# Having ISPs Fight Piracy Could Cost More Than Claimed 'Losses' From Piracy



## RootbeaR (Dec 9, 2006)

"While I'm sure defenders of kicking people off the internet will quibble with the numbers, ISPs are pointing out that the cost of implementing Lord Mandelson's plan to have ISPs police the internet for file sharing, will cost the industry significantly more than the music industry claims it's losing to "piracy." Even if you accept that the ISPs may be exaggerating the cost, we already know for a fact that BPI massively exaggerates its loss numbers. So if you cut back the ISP estimates significantly, the overall cost is still likely to be much higher. Meanwhile, we're still waiting for anyone to explain how kicking people off the internet gets more people to buy stuff. It's difficult to see how anyone could support this plan if they've actually put more than two seconds into thinking about it."
http://techdirt.com/articles/20090922/1357376284.shtml


----------



## Stoner (Oct 26, 2002)

> Having ISPs Fight Piracy Could Cost More Than Claimed 'Losses' From Piracy


That is going to be a problem.
Hopefully, technology will provide a suitable answer that reduces all the online stealing with out penalizing the innocent users.



> Meanwhile, we're still waiting for anyone to explain how kicking people off the internet gets more people to buy stuff. ...........

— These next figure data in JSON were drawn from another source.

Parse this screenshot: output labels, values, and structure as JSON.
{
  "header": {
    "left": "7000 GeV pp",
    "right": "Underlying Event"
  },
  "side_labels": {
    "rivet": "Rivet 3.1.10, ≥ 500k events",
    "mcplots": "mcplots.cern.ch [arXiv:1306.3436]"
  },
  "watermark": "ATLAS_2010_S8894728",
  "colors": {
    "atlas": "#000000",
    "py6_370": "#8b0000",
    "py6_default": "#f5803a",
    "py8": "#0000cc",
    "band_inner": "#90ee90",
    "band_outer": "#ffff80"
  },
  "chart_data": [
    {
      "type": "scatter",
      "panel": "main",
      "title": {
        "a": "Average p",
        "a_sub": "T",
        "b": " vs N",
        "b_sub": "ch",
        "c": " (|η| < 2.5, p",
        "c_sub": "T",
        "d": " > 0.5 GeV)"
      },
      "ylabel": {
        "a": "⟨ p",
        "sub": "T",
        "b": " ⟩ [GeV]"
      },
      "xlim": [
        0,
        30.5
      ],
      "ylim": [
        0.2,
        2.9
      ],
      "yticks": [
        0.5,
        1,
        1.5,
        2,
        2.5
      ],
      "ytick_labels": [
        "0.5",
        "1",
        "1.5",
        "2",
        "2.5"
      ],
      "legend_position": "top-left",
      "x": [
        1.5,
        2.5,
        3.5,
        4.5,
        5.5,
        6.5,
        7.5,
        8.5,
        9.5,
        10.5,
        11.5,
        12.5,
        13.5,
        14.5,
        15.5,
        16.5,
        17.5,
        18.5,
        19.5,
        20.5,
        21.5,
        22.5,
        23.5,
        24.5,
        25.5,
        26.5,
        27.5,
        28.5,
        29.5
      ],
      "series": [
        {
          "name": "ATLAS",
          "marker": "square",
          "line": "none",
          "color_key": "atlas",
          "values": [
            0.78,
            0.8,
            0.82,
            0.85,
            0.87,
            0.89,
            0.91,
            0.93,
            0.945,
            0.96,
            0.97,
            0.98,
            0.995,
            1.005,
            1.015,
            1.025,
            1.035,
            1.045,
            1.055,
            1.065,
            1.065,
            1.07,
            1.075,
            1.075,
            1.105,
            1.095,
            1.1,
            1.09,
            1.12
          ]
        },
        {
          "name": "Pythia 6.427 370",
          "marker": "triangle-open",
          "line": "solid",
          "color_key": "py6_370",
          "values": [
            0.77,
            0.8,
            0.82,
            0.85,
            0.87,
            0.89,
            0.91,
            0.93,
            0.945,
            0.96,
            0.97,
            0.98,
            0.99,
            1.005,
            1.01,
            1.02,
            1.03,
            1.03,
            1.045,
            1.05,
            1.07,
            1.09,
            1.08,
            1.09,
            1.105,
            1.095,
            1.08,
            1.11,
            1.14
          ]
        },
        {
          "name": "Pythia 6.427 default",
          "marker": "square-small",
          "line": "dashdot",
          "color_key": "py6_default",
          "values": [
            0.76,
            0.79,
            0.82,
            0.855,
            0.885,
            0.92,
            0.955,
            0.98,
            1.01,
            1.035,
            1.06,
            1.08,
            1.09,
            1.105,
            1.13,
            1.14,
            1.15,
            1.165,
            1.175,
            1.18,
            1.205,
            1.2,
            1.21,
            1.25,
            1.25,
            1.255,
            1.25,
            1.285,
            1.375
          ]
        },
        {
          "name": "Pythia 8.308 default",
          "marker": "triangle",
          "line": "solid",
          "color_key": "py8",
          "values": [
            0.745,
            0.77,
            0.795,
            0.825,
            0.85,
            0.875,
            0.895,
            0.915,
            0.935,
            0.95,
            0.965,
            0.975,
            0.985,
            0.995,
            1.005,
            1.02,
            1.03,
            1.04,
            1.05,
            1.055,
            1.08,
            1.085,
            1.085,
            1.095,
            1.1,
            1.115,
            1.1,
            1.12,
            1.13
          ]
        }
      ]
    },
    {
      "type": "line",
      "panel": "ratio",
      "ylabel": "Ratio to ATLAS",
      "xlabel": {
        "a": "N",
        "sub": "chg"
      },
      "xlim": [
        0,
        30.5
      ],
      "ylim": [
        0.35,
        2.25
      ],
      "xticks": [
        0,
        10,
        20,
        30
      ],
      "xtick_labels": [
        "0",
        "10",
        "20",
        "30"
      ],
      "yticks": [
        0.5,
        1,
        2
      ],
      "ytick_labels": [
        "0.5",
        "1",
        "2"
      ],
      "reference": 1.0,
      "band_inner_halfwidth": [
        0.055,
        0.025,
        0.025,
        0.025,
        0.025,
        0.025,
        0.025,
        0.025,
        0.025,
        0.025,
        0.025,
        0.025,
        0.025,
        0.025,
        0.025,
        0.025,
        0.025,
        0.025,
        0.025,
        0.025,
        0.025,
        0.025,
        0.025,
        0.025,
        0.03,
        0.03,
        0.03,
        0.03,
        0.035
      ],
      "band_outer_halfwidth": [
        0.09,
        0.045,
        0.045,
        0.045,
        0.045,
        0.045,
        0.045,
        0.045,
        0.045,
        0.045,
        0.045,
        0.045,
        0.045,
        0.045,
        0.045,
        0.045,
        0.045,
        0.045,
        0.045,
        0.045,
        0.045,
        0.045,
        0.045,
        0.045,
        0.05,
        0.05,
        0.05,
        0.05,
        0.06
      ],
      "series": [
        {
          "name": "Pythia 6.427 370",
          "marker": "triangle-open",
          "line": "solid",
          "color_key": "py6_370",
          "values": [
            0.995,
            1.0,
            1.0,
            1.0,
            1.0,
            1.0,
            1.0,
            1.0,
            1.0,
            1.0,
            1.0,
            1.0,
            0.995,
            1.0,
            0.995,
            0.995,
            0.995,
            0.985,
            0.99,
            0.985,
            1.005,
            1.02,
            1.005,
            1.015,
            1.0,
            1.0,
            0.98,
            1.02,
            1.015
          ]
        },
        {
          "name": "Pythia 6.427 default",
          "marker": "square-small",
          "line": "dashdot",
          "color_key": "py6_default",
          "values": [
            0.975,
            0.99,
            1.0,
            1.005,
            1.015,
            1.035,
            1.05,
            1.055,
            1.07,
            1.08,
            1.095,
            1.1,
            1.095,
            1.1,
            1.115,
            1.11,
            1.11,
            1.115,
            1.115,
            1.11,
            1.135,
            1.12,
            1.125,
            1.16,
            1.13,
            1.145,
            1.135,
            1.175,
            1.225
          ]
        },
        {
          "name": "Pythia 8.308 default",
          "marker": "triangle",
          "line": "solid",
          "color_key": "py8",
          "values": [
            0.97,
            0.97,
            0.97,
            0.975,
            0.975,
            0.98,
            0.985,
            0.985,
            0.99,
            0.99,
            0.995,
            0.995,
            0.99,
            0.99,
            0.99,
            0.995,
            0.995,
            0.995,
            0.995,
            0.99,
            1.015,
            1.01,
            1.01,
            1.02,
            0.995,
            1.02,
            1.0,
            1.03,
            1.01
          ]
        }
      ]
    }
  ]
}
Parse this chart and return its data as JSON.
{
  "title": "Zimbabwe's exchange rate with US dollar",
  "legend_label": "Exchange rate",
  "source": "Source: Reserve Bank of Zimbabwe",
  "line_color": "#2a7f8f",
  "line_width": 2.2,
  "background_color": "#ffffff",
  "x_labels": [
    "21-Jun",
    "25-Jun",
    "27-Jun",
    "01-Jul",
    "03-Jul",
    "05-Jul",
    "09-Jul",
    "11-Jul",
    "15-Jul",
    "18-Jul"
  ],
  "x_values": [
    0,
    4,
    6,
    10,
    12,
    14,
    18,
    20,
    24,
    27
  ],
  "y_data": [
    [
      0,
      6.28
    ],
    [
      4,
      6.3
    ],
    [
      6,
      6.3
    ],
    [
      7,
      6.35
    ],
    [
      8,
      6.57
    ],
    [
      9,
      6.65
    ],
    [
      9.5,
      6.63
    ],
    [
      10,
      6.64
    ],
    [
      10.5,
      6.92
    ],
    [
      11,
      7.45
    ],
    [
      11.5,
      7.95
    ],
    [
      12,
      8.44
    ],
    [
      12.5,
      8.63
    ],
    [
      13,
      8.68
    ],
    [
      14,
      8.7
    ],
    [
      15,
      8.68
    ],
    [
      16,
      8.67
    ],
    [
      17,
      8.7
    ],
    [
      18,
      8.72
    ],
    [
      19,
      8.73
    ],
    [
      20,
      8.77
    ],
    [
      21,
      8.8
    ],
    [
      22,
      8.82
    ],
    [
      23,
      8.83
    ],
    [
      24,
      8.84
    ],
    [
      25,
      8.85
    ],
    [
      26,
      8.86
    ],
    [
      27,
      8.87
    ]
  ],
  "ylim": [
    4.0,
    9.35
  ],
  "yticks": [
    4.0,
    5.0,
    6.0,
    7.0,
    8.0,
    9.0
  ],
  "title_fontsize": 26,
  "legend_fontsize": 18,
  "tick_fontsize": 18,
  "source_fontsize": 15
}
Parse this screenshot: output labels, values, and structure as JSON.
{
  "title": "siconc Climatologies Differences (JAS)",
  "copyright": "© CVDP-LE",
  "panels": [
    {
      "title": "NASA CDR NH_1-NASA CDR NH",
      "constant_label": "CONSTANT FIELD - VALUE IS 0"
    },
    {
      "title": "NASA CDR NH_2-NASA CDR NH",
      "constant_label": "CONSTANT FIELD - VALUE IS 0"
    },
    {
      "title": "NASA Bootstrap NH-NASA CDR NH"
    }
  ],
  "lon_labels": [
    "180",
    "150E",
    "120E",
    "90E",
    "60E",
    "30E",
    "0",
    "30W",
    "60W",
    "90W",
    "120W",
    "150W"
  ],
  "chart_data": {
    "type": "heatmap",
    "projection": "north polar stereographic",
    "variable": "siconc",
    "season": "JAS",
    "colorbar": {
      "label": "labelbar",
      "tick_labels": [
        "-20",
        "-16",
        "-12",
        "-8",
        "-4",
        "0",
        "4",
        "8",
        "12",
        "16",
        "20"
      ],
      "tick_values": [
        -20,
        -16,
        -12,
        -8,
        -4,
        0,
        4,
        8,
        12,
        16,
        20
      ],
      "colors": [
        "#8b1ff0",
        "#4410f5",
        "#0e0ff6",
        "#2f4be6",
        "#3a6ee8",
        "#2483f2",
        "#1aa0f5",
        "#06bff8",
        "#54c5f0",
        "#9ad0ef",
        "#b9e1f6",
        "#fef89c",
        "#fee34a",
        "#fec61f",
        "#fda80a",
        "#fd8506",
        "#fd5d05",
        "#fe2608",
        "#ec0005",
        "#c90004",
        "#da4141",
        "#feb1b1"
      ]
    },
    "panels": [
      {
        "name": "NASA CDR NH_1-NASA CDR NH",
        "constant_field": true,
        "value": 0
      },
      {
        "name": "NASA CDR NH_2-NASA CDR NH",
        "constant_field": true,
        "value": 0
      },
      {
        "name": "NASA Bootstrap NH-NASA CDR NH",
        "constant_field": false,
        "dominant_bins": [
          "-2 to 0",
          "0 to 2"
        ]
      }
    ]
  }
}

The scare factor should be enough to stop the massive stealing....but there has to be enforcement that's effective and of course , fair.
From the BBC link I posted in one of your other posts .....it looks like music album sales are actually reduced by such large scale stealing rather than the claims of sales being boosted.
No doubt the same with movies and software, too.


----------



## RootbeaR (Dec 9, 2006)

Stoner said:


> Hopefully, technology will provide a suitable answer that reduces all the online stealing with out penalizing the innocent users.


For once we agree on something.

I'll be away from the boards for awhile. Need to check and see if something is frozen.


----------